Kegiatan tersebut merupakan tindak lanjut dari silaturahmi dan koordinasi Kepala Lapas Narkotika Kelas IIA Pangkalpinang, Mufakhom, dengan Lurah Selindung beberapa waktu lalu serta pertemuan dengan Wali Kota Pangkalpinang pada hari yang sama. Koordinasi tersebut menjadi bagian dari upaya membangun sinergi dalam mengembangkan program ketahanan pangan yang melibatkan lingkungan sekitar Lapas.
Dalam pelaksanaannya, Lapas Narkotika Pangkalpinang berkolaborasi dengan Desa Binaan Kelurahan Selindung dan TPS 3R Kawa Begawe. Lahan yang disiapkan berada di belakang Lapas dan tepat di depan TPS 3R Kawa Begawe, sehingga pemanfaatannya diharapkan dapat mendukung pengembangan kegiatan produktif secara berkelanjutan.
Pembersihan lahan menjadi tahap awal sebelum dilakukan pengembangan kegiatan pertanian. Nantinya, lahan tersebut akan dimanfaatkan untuk budidaya tanaman pangan maupun komoditas produktif lainnya yang dapat mendukung pelaksanaan pembinaan kemandirian warga binaan.
Kalapas Narkotika Kelas IIA Pangkalpinang, Mufakhom, mengatakan bahwa program ketahanan pangan memiliki keterkaitan erat dengan pembinaan kemandirian. Melalui kegiatan tersebut, warga binaan tidak hanya diarahkan untuk menghasilkan produk, tetapi juga memperoleh keterampilan yang dapat menjadi bekal saat kembali ke masyarakat
“Ketahanan pangan kita dorong menjadi bagian dari pembinaan kemandirian. Warga binaan perlu mendapatkan keterampilan yang bisa dipraktikkan dan dikembangkan, sehingga masa pembinaan dapat menjadi proses untuk mempersiapkan mereka agar lebih produktif dan mandiri,” ujar Mufakhom.
Kolaborasi dengan Desa Binaan Kelurahan Selindung dan TPS 3R Kawa Begawe juga membuka peluang untuk mengintegrasikan potensi lingkungan dengan kegiatan pembinaan. Pengelolaan sumber daya yang tersedia di sekitar lokasi dapat diarahkan untuk mendukung kegiatan pertanian, termasuk pemanfaatan hasil pengelolaan lingkungan secara tepat guna.

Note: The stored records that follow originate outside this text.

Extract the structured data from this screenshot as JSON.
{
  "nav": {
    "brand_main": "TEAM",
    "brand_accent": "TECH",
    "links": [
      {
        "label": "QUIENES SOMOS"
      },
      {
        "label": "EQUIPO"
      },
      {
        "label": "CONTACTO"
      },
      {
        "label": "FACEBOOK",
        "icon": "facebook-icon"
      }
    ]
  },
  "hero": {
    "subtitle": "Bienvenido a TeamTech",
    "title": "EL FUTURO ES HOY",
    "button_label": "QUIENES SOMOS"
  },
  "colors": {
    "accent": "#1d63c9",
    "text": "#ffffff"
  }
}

Sinergi tersebut sekaligus memperluas keterlibatan pemerintah daerah dan masyarakat dalam mendukung pembinaan warga binaan. Dengan kolaborasi yang terbangun, program ketahanan pangan diharapkan tidak hanya memberikan manfaat bagi pelaksanaan pembinaan di Lapas, tetapi juga dapat menjadi bagian dari pemberdayaan lingkungan dan masyarakat sekitar.
“Melalui penyiapan lahan ini, Lapas Narkotika Pangkalpinang mulai merealisasikan langkah awal pengembangan pembinaan kemandirian berbasis ketahanan pangan. Kegiatan ini diharapkan berkembang menjadi wadah bagi warga binaan untuk memperoleh pengalaman dan keterampilan dalam bidang pertanian serta kegiatan produktif lainnya,” pungkas Mufakhom.
Ke depan, Lapas Narkotika Kelas IIA Pangkalpinang akan terus memperkuat koordinasi dengan Pemerintah Kota Pangkalpinang, Kelurahan Selindung, Desa Binaan, dan TPS 3R Kawa Begawe untuk mengembangkan program secara berkelanjutan. Langkah ini menjadi bagian dari komitmen menghadirkan pembinaan yang produktif sekaligus mendukung program ketahanan pangan.